Nate was less fortunate, however, when it came to schooling. That was until last year. It was through TSBVI Outreach and excellent coordination from Nate's school that we were able to apply and be accepted at TSBVI. Nate started last August and has shown quite an improvement in his communication skills. We are trying to keep up with Nate's signing. He doesn't initiate as much as he should, but you start signing and he's there with you. It's amazing what a good education can do! He does get frustrated with us sometimes because our limited communication skills.

Nate is a real sport when traveling. He likes to fly and run through airports. Road trips are now more frequent with two hour bus rides each Friday and Sunday to and from school. Also backpacking has taken on a new meaning. They are now filled with pull-ups, pediasure, carnation instant breakfast, and spare clothes. Nate went from being with us 24/7 to being a real semi-sightseer.

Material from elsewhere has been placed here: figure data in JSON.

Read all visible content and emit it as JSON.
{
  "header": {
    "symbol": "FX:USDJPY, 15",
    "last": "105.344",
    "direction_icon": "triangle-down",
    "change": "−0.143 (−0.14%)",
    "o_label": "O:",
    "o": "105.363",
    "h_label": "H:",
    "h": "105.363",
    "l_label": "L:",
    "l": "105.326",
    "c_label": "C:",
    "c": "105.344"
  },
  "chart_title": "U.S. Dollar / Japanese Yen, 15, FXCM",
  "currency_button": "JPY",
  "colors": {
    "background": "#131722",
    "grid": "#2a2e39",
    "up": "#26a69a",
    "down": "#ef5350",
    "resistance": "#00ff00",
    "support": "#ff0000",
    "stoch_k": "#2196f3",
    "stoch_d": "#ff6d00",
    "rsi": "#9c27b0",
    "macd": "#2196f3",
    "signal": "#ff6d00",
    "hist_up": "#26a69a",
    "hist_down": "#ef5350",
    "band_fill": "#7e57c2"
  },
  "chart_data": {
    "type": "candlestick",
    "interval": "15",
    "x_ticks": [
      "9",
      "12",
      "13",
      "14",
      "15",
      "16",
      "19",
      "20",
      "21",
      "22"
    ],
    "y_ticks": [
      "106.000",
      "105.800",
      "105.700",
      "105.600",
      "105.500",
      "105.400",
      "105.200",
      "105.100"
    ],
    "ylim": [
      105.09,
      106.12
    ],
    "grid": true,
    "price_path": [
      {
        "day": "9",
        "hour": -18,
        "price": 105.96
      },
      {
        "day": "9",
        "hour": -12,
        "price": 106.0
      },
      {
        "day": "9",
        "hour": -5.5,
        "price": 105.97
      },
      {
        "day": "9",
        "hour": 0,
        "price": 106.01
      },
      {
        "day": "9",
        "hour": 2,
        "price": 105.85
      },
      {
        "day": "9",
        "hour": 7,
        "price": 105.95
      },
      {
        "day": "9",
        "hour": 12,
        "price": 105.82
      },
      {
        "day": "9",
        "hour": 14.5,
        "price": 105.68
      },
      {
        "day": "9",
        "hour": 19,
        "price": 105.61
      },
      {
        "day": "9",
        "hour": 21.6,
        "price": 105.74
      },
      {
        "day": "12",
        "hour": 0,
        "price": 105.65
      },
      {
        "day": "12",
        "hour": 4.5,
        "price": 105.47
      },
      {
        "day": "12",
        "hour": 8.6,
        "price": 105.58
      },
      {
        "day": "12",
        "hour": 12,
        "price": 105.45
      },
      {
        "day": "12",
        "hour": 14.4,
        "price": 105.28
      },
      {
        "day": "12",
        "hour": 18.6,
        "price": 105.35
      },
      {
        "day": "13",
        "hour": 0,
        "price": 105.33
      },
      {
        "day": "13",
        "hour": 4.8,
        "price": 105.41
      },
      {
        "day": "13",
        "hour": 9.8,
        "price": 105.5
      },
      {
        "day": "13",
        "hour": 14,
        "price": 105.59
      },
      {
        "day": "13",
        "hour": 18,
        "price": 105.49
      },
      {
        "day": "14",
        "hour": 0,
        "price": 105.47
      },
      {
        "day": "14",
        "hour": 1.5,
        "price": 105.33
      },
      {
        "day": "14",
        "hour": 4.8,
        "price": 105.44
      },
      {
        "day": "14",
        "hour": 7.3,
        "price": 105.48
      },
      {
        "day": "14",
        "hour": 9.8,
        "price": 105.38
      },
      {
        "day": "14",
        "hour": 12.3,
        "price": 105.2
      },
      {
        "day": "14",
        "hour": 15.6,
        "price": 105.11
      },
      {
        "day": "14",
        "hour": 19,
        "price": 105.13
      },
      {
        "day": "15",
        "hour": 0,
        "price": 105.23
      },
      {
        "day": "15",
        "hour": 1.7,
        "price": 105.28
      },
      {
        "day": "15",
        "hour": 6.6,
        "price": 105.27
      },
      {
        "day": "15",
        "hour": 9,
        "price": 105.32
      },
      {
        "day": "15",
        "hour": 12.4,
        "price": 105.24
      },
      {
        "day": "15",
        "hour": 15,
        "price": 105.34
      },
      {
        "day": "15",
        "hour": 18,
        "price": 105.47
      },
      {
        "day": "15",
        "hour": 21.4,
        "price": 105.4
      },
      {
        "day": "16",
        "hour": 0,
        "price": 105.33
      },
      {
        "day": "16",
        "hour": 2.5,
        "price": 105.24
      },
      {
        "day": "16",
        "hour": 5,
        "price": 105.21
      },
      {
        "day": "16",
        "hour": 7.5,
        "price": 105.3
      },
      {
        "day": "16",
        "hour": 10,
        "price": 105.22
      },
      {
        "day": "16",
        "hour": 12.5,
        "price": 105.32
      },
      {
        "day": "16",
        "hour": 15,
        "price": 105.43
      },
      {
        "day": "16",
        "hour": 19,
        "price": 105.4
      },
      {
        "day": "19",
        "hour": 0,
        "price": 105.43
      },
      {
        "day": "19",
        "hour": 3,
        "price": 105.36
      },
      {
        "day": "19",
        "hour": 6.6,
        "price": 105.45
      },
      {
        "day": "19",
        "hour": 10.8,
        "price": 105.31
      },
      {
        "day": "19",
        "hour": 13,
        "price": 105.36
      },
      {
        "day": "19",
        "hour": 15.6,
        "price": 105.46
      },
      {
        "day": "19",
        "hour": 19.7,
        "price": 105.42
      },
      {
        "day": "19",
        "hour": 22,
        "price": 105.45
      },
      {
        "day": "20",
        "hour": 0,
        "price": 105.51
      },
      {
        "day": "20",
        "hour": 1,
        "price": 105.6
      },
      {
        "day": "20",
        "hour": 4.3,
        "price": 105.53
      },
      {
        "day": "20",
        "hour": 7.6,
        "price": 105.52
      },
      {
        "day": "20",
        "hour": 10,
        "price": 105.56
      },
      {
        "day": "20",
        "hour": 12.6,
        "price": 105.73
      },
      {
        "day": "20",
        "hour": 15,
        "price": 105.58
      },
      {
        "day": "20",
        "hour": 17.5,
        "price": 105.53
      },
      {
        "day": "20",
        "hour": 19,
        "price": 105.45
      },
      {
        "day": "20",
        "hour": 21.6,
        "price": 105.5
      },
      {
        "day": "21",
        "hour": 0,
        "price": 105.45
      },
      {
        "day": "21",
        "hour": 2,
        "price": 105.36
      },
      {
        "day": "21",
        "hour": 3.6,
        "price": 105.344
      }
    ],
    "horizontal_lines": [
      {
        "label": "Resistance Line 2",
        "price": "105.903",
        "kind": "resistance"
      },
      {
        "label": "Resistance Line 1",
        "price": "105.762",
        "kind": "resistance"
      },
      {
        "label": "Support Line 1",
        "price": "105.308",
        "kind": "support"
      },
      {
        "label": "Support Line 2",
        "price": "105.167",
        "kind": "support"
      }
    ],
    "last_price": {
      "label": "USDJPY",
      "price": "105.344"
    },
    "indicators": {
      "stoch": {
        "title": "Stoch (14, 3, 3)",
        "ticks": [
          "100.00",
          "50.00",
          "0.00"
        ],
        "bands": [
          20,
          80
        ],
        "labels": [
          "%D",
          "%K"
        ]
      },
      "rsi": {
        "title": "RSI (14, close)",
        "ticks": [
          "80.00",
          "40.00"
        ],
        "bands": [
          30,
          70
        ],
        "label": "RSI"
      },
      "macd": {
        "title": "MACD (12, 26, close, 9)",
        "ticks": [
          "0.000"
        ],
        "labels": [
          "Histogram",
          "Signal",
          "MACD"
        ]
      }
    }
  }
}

It took us almost two years before we were comfortable enough to leave Nate with a sitter. That meant dinner and a movie was merely a term and not reality. Finally we were able to have Nate's intervener from public school sit with him. Since attending TSBVI, date night has returned once a week or so.

Throughout Nate's young and turmoil-filled life, he has been a real trooper. He has some behavioral issues which have interfered with his education, but are being controlled with medication and lots of patience. Nate loves to play with his shirts and also likes to rip them at times when things aren't going his way. Thrift shops are now our Gymboree stores.

Life certainly has changed for Phyllis and me, but we are thankful that we have Nate and never give it a second thought about raising our grandson/son. While he has been a work in progress, he has been the thunder and lightening of our life. Our retirement plans have been put on hold and we will just have to visit those ball parks using our walkers. It has been and will continue to be the experience of a lifetime.